Esta polémica nos habla de dos problemas que aún hoy no superamos como sociedad. El primero de ellos lo menciona ya June Fernández en el citado artículo cuando dice: "Si hay un reparo ante el reguetón que me gusta rebatir es el de que es un baile machista porque la mujer se mueve para darle placer al hombre". Fernández defiende que las mujeres podamos obtener placer moviéndonos al ritmo de la música, un placer que no tiene por qué ser sexual (y si lo es, pues tampoco pasa nada), y que tiene que ver con "compartir bailando". Y es que Aitana tiene todo el derecho a elegir cómo expresarse en un escenario y disfrutar de ello. Y si esto genera incomodidad o escándalo en algunas personas, pues que no miren. Pero sobre todo, cuando una coreografía se acaba equiparando a la pornografía y lleva a ciertos sectores a la conclusión de que puede conducir a traumas irreversibles en las criaturas, tenemos un problema. Porque eso nos aboca al camino de la censura y la represión, cuando como sociedad deberíamos estar invirtiendo todos nuestros esfuerzos en el fomento de una educación afectivosexual que genere espectadores y espectadoras críticas, con criterio para entender lo que están viendo, sintiendo y viviendo.

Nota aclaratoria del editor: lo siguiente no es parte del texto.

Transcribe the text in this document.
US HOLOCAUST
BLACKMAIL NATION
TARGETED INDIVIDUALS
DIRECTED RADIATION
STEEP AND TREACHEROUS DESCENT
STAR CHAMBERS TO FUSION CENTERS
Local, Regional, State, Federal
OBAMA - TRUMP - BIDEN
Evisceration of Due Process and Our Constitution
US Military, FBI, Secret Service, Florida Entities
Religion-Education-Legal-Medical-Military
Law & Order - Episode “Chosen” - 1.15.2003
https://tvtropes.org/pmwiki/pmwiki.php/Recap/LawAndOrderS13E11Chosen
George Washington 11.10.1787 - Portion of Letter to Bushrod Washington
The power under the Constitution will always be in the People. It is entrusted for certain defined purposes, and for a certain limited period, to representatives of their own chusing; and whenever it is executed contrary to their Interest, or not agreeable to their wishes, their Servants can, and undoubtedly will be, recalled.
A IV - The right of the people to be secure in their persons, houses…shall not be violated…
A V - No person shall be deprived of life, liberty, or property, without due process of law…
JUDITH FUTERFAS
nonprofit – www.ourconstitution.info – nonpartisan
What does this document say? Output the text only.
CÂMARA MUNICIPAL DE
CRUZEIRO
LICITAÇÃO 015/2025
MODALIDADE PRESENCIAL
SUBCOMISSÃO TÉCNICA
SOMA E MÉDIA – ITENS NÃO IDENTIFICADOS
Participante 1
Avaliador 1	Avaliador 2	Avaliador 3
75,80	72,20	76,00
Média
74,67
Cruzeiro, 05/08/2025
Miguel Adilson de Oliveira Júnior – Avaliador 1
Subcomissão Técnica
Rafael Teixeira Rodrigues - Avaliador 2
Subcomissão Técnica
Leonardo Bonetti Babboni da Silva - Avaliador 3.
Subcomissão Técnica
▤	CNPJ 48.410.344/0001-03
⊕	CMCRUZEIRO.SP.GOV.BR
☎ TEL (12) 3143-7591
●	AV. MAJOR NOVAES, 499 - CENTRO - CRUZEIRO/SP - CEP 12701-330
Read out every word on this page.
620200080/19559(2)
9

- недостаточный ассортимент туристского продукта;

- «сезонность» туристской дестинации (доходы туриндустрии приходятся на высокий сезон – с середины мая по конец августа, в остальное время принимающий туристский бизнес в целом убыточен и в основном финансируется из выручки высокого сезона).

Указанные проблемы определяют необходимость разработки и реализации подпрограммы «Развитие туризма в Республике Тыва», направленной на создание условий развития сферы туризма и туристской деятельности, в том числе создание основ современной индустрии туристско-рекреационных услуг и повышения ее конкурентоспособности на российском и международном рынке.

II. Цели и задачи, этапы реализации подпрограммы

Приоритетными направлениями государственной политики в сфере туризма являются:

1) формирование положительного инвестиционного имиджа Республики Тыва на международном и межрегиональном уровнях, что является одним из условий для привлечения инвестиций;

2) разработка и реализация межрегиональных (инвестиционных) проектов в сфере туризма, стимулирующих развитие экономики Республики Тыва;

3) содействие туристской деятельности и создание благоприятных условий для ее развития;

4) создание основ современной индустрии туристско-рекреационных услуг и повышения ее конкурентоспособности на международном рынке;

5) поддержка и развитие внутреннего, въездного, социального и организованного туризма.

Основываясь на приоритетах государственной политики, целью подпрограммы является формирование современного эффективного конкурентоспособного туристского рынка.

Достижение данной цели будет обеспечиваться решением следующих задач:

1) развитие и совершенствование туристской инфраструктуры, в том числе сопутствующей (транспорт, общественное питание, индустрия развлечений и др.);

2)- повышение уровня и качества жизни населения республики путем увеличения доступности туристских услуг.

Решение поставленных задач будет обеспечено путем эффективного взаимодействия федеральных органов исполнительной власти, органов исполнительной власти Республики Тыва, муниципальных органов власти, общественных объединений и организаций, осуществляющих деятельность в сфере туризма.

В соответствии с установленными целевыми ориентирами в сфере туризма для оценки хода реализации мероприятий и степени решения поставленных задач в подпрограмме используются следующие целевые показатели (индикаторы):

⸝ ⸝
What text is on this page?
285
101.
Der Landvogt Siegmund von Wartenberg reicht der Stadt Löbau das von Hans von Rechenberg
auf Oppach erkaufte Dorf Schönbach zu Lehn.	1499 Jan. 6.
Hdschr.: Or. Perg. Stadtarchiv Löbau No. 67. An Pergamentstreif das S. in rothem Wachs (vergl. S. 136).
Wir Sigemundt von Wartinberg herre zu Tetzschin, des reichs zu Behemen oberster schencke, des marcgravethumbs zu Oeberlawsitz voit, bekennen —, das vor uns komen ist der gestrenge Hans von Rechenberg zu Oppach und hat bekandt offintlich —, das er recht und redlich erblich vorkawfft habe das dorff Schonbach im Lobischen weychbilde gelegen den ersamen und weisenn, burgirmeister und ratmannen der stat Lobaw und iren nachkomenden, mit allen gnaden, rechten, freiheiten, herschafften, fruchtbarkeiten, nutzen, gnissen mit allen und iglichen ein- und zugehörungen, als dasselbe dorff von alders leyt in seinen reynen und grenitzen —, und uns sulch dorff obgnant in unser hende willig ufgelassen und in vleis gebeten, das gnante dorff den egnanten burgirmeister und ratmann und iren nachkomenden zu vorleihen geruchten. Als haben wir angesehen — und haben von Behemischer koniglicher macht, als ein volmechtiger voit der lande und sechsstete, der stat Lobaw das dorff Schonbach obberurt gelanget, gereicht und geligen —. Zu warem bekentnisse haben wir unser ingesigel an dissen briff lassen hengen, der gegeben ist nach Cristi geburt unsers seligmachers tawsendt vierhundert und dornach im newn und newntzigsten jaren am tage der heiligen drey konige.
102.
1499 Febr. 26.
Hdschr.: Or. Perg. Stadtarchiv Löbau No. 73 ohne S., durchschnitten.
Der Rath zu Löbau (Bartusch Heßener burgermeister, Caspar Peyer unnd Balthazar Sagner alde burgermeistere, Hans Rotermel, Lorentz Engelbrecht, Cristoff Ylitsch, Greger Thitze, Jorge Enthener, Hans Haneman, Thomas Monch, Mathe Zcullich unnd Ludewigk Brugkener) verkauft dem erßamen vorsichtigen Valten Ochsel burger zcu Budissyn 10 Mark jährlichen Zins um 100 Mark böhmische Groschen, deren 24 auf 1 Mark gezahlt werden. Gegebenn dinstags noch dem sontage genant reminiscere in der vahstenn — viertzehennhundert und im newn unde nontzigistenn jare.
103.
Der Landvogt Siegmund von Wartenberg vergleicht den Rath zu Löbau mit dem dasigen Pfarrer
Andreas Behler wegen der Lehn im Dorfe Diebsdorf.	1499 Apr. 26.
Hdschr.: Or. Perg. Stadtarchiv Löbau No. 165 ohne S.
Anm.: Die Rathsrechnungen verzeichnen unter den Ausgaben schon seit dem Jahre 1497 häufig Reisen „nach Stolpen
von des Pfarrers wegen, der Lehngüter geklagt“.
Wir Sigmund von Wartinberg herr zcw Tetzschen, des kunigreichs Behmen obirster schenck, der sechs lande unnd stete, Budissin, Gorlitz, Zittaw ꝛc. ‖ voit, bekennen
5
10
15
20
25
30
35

El segundo problema, que ya conoce bien el feminismo, es que en realidad da exactamente igual lo que haga una mujer, porque siempre estará mal: si Aitana apareciera quieta en el escenario y vestida a lo Billie Eilish en sus primeras etapas, con ropa ancha, se la habría criticado por ser demasiado sosa, masculina o mojigata. Si se pone ropa ajustada y se restriega contra el suelo es impúdica y se está hipersexualizando. Como cantaba La Otra en su primer disco: "Adelgaza, súbete ese escote, quítate los pelos del bigote/ Pero si a donde vas es al centro social/ No te arregles que eso queda muy patriarcal". Independientemente de lo que hagamos, ninguna de nosotras estará nunca a la altura del ideal de mujer, porque el hecho de que sea inalcanzable es exactamente lo que lo convierte en el mecanismo de control perfecto. Así que, dos consejos: a quienes se sonrojan con una buena coreografía, que se lo hagan mirar. Y a ti, Aitana, querida: que te quiten lo bailao.